Fascist Grey Wolves in the Netherlands

On 5 January, the deputy prime minister of Turkey, Devlet Bahceli, visited the Netherlands at the invitation of the Turkish Federation of Holland (TFN), the fascist Grey Wolves' main front organisation in the country.

Bahceli, who is also chairman and boss of the Grey Wolves' parent organisation, the Party of Nationalist Action (MHP), addressed 4,000 enthusiastic TFN supporters at a big concert hall in Den Bosch. In his entourage were MHP big shots from Turkey, the Turkish ambassador to the Netherlands and the two consuls there.

The meeting was organised, it appears, as part of an MHP European propaganda and recruitment drive, which has included similar trips to Germany, France and Belgium. The TFN dressed up its political rally as a "cultural event" and, despite considerable protest, the Dutch government and the Den Bosch city council decided to give permission for the gathering to go ahead.

Little thought, it appears was given to the well established fact that the Grey Wolves in Turkey (and elsewhere) are a byword for racism, terror, torture, disappearances, kidnappings, mass-murder. The pan-Turkish ideology which underpins all their violence dreams of a Turkey stretching from Vienna to the Wall of China.

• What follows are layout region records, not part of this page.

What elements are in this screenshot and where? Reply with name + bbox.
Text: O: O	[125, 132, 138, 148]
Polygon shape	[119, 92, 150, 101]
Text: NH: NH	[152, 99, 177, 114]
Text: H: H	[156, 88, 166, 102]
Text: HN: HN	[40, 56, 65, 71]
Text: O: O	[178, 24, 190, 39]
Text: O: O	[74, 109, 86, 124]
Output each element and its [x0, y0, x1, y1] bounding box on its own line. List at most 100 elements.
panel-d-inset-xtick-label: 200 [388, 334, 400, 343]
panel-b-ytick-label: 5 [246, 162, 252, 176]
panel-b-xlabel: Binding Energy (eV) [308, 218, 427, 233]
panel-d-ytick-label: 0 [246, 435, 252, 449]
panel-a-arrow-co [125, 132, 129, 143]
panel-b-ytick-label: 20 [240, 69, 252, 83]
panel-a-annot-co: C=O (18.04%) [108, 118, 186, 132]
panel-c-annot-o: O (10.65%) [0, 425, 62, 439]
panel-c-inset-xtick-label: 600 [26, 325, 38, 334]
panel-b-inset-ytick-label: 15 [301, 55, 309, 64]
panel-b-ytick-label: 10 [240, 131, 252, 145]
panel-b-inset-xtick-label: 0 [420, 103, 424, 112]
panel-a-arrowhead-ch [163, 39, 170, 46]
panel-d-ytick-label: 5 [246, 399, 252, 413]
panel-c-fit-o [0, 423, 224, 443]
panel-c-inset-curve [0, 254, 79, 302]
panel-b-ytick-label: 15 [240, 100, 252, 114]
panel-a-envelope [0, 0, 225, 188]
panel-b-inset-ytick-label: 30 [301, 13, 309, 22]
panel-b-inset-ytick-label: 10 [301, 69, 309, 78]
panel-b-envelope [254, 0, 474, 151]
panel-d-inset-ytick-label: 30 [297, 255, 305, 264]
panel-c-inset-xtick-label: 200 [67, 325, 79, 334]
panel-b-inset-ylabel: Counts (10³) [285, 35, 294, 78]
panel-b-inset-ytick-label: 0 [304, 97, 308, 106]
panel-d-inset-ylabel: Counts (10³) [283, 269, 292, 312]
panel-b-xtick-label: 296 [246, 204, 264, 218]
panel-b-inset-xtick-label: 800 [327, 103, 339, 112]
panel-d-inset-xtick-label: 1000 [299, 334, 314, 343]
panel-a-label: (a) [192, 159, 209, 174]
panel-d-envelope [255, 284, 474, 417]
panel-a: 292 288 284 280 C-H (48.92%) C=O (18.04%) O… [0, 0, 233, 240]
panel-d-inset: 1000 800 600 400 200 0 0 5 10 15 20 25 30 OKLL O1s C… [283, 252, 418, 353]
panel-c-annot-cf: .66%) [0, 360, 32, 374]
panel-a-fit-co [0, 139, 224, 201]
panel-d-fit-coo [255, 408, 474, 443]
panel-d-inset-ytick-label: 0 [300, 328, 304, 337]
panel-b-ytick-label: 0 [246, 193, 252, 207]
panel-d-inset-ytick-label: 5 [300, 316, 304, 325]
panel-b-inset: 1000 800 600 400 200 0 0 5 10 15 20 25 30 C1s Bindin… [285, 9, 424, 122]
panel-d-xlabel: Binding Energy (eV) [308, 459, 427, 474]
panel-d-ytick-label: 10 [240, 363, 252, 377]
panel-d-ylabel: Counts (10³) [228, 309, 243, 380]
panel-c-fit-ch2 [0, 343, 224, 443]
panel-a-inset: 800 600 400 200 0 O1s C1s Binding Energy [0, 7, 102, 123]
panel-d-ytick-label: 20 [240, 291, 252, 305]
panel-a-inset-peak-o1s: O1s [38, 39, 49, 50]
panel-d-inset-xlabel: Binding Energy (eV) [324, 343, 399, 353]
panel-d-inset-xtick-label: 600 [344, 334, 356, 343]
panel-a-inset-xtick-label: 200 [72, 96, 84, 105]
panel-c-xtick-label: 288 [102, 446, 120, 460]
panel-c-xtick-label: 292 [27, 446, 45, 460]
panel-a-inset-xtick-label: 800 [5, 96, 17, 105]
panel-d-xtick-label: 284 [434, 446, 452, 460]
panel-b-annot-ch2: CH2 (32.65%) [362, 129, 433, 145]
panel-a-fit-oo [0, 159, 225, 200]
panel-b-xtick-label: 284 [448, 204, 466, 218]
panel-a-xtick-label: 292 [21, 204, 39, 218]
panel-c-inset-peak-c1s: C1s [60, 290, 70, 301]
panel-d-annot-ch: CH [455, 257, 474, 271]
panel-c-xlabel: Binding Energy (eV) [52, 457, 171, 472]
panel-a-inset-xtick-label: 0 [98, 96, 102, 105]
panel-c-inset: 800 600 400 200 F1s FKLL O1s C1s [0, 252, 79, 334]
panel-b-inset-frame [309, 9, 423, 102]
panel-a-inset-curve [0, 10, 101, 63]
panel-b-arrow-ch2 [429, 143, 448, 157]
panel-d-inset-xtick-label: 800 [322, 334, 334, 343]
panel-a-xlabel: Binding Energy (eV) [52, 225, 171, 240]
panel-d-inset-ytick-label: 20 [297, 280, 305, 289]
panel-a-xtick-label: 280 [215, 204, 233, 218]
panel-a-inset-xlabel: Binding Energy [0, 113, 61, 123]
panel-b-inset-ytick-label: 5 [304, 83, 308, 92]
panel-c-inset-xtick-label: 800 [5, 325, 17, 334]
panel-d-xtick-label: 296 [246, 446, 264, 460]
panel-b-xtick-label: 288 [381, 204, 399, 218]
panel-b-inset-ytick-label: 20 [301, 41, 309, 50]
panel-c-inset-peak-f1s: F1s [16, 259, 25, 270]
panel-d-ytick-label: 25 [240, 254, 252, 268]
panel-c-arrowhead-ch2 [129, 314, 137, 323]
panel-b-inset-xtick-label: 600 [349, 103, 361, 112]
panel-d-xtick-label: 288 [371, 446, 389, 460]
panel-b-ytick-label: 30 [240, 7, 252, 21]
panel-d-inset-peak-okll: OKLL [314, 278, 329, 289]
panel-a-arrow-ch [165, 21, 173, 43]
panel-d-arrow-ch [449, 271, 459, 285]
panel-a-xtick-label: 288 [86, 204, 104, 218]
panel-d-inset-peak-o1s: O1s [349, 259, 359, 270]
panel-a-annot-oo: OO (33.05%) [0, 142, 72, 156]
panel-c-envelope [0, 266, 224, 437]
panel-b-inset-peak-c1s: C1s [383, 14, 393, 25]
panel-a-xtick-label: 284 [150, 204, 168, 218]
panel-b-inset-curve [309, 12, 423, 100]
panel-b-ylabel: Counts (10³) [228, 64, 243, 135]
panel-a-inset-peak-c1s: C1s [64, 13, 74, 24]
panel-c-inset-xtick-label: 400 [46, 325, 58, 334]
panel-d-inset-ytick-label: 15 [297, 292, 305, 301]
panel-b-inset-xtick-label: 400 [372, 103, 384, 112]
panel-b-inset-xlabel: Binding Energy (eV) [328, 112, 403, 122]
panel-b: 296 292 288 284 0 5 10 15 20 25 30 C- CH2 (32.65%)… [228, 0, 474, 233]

The Grey Wolves in western Europe today were originally sent there at the end of the 1970s and the beginning of the 1980s to infiltrate Turkish immigrant workers. Their task, at that time, was to combat Turkish left-wingers who had had to leave their homeland because of harsh state repression but, later, the Kurdish issue became equally important for the fascists. As a result, the Grey Wolves stepped up their activities in the Netherlands by founding the TFN in 1995. The latter now has around 56 local units and an estimated membership of 30,000.

The list of racist and other crimes committed by this mob is very long. For example, they have attacked anti-racist demonstrations, severely wounded members of an Amnesty International picket and stabbed a Turkish hunger striker to death in Rotterdam. They are also deeply involved in mafia-like activities including drug trafficking, weapons smuggling, extortion from Turkish entrepreneurs and contract killing.

For reasons best known to itself, however, the Dutch government is strangely reluctant to take action against TFN racketeering. While it is difficult to pin all its crimes on the TFN, a halt to its mass rallies, a ban on public funding for its offshoot organisations and a serious effort to prevent Turkish youth from falling fall into the claws of the Grey Wolves would be a positive start to government action.

Given that the Dutch government is trying to encourage the integration of immigrants into Dutch society, it should be intervening to stop the Grey Wolves' sinister policy of influencing and intimidating the Turkish community in the Netherlands. On 5 January, the government had a chance to give precisely such a signal to democratic Turkish and Kurdish people in the Netherlands by banning the rally laid on by the TFN for the Grey Wolves' führer.

It did not do so. Instead, it gave the green light for what it bizarrely insisted on labelling 'a cultural manifestation', despite widespread advance publicity about MHP participants like Mustafa Yildizdogan, the Grey Wolves' most popular singer, who sang a lyric paying fulsome homage to the MHP's founder, Alparslan Turkes, who died in April 1997. Turkes, a big admirer of Adolf Hitler, often laced his speeches with extensive quotes from the Turkish edition of Mein Kampf. He also had contacts with the fascist Deutsche Volksunion in Germany.

The only protest on the day of the rally came from Turkish and Dutch anti-fascists who, because permission for their demonstration was deliberately delayed, could only mobilise 200 people to gather in the inner city of Den Bosch while the Grey Wolves were rallying on the other side of town.

Speakers at the anti-fascist demonstration, though, lashed the policy of the Turkish government in the so-called 'War against Terrorism', which is being used by Turkey to silence internal critics, criticised Dutch policy on Turkish and Kurdish refugees and conscientious objectors, denounced the infiltration of Grey Wolves in Dutch politics and laid into the "look-the-other-way" stance of NATO, the USA, the EU, the IMF and the World Bank towards the Turkish regime. These countries and institutions are making possible the worst kinds of human rights abuses in Turkey through their loans, investments, military assistance and sales of weapons to the Turkish state.